Son ami de coeur est mort tragiquement dans un accident de la route survenu au pied de la Côte du Cran, à Saint-Prime, le 17 octobre 2011.

Trois semaines avant le drame, soit le 27 septembre 2011, le couple avait appris que la cigogne allait passer. « Nous avons savouré ce moment ensemble pendant une très courte période et Alexandre est décédé. Aujourd'hui, la vie continue. J'ai une très bonne famille et de très bons amis qui m'ont aidé à passer à travers cette terrible épreuve », témoigne Roxanne.

La maman tient absolument à ce que son fils, qui est le fruit de cet amour, puisse porter le nom de son père. Un souhait qui est partagé par les membres de deux familles impliquées. Or, la demande lui a été refusée par le Directeur de l'état civil au moment de la naissance de l'enfant.
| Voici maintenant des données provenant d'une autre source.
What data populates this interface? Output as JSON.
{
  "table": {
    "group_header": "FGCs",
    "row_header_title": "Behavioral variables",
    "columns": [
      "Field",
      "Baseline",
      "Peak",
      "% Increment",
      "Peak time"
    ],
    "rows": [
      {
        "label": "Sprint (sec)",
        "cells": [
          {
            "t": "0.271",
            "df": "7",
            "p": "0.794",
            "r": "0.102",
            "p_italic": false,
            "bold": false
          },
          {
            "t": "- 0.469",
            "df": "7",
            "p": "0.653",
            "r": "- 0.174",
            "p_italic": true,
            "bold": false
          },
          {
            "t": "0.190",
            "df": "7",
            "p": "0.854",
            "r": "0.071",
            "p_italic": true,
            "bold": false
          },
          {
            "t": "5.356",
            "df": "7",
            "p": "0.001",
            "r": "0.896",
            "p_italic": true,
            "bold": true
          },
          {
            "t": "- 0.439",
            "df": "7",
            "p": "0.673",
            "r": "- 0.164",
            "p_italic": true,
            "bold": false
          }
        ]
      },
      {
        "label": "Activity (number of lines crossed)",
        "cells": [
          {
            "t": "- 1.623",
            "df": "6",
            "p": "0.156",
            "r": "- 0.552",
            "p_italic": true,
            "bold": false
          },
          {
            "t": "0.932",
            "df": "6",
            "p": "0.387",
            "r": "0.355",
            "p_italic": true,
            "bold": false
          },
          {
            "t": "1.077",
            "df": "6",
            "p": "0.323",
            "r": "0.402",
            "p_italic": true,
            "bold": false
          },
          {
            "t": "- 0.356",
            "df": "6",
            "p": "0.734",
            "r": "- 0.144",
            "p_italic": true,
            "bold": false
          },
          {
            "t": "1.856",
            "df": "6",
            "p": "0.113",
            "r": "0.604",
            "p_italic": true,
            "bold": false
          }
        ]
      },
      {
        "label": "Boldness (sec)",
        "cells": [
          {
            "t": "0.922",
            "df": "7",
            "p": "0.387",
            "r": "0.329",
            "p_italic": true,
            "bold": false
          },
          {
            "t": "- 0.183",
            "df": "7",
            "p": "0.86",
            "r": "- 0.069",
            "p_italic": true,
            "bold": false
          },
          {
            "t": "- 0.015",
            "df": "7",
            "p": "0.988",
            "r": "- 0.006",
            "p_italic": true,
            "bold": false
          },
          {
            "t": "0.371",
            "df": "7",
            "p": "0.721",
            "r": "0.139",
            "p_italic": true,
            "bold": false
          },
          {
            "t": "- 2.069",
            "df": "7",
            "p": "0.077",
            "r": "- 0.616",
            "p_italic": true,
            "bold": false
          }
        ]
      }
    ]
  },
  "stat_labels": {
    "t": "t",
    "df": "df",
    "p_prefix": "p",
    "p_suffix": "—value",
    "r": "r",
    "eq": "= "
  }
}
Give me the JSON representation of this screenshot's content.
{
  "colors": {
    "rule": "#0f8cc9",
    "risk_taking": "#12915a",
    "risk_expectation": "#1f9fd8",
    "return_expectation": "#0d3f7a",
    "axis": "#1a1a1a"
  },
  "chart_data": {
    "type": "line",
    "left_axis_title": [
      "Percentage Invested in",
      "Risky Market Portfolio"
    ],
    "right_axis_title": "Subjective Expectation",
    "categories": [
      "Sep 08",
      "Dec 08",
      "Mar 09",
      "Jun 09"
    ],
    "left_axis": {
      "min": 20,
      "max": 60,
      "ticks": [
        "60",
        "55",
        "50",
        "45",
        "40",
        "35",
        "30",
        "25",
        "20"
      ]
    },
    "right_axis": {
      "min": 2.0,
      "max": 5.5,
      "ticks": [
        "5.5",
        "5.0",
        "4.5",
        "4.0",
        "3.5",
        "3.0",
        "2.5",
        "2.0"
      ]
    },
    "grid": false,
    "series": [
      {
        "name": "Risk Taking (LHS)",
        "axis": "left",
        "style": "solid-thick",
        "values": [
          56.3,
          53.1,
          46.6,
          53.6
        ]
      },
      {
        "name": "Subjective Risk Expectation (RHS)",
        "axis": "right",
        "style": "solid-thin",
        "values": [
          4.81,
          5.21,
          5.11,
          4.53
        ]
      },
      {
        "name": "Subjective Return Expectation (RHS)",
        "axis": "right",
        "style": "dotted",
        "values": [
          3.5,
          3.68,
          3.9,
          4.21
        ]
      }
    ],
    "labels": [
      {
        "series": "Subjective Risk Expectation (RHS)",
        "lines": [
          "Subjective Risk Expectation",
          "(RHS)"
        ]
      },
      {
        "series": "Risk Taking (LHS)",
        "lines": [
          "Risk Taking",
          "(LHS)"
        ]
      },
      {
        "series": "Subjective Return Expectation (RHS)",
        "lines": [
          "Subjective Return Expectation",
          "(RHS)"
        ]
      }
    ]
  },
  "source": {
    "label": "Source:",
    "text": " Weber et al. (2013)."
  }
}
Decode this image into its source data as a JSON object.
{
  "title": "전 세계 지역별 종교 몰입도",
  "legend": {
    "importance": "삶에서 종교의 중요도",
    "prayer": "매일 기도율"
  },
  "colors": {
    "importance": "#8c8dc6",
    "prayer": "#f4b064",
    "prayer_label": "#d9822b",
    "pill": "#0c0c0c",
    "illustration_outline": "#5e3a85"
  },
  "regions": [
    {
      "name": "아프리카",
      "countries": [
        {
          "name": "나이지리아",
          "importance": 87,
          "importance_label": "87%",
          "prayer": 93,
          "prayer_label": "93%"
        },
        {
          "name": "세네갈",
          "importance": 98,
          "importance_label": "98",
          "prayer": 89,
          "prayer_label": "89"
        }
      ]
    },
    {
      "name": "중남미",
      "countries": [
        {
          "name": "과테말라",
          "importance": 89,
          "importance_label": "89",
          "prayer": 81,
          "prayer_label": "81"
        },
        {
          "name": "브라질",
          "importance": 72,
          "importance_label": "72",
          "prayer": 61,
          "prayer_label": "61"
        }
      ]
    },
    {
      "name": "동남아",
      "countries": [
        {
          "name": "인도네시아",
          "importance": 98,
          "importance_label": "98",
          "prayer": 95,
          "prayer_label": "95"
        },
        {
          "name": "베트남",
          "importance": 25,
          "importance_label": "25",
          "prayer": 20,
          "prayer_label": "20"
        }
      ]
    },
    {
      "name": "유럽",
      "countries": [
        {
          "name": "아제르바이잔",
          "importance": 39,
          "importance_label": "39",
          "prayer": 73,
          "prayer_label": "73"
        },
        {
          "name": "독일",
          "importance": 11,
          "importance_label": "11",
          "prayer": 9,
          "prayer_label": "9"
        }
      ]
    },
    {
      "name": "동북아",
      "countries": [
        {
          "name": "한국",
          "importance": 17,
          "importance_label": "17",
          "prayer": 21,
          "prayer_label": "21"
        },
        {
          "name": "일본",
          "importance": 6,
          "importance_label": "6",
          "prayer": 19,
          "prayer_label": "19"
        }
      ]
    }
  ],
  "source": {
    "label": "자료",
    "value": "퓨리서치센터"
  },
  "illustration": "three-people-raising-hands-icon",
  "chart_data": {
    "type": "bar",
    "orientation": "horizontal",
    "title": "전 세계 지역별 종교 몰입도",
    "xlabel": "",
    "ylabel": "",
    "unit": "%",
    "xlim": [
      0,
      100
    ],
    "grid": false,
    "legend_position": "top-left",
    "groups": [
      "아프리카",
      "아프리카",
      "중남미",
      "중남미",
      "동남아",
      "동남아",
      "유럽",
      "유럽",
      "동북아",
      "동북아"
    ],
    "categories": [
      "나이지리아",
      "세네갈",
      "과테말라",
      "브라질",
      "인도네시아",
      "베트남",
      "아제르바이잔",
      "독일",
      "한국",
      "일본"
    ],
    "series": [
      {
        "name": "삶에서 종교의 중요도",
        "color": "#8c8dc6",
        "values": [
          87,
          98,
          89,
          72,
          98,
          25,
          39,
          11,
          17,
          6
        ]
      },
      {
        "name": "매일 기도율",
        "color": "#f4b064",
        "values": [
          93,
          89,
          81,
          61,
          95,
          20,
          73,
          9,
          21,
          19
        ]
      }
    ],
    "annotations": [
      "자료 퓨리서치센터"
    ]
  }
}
« Alexandre n'était pas là pour signer l'acte de naissance puisqu'il était décédé. Sur les papiers civils, il est inscrit que mon enfant était né d'un père inconnu. C'est vraiment important que l'on reconnaisse qu'Alexandre est le père afin qu'Alexis puisse porter son nom », ajoute la mère du bambin. Alexandre Larivière avait emménagé chez les parents de sa compagne, à Saint-François-de-Sales, six mois avant de perdre la vie. Aujourd'hui, la mère et son bébé demeurent dans un appartement, tout près du domicile des grands-parents maternels.

Les parents de l'homme décédé, qui demeurent à Shipshaw, ont le privilège de passer régulièrement de bons moments avec l'héritage que leur a laissé leur garçon. « Ils voient Alexis toutes les fins de semaine. Cela permet à mon enfant d'être en contact avec la famille de son père. Ça leur fait plaisir de pouvoir passer du temps avec lui », raconte Roxanne Doyon.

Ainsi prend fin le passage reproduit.